Tüm dünyada hayat pahalılığı mı var? Evet. Fakir ülkelerde bu mümkün olabilir ama Fransızların büyük bir kısmının doğal gaz ve elektrik fiyatlarının yüksek olması nedeniyle kışı evlerinde battaniyelere sarınarak geçirdiğini haberlerde duyunca şaşırıyorsunuz. Rakamsal olarak bakıldığında yüzde 74'ü faturaların yüksek gelmesi nedeniyle ısınma araçlarının kullanımını azaltıyor.

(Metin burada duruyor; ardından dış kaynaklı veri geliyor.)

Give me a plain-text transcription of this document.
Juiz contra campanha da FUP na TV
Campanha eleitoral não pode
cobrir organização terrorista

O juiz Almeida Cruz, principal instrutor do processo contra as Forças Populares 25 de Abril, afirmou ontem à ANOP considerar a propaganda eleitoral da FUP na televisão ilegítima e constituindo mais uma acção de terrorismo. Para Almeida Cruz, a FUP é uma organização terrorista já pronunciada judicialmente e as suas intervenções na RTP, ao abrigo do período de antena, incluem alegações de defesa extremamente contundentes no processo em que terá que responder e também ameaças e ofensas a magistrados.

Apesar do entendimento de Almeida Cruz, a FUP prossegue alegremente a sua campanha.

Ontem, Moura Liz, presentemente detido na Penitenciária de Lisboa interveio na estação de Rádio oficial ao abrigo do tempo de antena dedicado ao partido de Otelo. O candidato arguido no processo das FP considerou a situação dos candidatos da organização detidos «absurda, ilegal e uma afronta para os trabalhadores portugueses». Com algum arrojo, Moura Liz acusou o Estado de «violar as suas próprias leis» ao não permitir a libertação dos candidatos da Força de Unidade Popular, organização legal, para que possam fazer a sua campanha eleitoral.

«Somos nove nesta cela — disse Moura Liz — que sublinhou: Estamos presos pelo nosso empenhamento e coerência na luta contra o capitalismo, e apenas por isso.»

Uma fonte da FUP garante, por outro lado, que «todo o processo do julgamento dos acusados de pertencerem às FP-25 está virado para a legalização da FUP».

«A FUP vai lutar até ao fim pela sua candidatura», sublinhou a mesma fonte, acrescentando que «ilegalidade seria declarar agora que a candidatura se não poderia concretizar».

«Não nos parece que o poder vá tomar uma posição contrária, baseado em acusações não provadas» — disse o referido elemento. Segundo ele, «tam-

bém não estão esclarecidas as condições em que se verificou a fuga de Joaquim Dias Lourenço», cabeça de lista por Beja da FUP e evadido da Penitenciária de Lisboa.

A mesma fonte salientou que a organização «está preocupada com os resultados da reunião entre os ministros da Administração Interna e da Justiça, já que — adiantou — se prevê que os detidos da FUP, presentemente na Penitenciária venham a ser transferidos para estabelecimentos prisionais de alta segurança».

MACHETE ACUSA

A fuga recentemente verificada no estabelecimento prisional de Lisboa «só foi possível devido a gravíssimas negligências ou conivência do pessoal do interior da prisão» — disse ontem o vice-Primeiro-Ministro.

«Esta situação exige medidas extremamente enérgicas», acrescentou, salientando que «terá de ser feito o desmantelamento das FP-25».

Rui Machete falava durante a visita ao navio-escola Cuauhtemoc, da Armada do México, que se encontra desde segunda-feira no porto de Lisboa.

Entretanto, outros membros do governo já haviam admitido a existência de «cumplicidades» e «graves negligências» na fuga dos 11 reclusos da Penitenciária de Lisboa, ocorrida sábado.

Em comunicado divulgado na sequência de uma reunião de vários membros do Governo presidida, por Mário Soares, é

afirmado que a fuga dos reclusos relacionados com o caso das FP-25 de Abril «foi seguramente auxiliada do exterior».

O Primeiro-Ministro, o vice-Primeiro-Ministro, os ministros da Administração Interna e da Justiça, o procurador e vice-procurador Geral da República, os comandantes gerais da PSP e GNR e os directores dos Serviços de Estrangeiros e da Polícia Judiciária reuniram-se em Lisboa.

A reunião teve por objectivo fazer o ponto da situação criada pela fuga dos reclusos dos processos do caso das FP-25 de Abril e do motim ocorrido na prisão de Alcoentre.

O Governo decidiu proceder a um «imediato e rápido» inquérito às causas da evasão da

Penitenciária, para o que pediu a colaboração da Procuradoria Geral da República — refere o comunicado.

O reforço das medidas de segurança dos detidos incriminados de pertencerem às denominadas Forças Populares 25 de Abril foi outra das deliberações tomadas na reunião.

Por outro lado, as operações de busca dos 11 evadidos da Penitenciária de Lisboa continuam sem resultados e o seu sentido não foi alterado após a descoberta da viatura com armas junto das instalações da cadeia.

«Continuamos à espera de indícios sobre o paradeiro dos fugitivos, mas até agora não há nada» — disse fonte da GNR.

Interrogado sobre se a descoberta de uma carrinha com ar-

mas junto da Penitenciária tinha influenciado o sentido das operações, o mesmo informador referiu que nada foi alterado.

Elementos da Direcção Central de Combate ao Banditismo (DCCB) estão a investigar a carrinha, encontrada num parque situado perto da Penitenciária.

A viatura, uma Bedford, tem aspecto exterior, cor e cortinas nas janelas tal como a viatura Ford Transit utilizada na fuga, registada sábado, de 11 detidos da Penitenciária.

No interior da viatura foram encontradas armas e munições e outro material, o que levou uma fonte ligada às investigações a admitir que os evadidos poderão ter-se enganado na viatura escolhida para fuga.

Fransa'da geçtiğimiz yıl 737 evsizin soğuktan dolayı parklarda ya da kaldırımlarda öldüğünü bildiğiniz zaman sayıların dili daha da karanlık hale geliyor. Çoğu açık havada donmamak için ucuz alkol içiyor. Devletin kışın açtığı barınaklar var ama bunlar bir çatısı olmayan yüz binlerce evsizin yalnızca küçük bir yüzdesine ev sahipliği yapıyor. Komşu Avrupa ülkelerinde, hatta ABD ve Japonya'da da durum daha iyi olmayabilir. Nitekim İngiltere Veliaht Prensi William barınak sağlamayı ana hedefi haline getirmeye karar verdi.
Cezayir geleneğinden, hüzünlü bir melodiye sahip dokunaklı bir şarkı hatırlıyorum; sözleri şöyleydi: “Gece çöktüğünde nasıl uyuyayım. Ah sen benim huzurumsun, sen yokken ben nasıl uyuyayım.”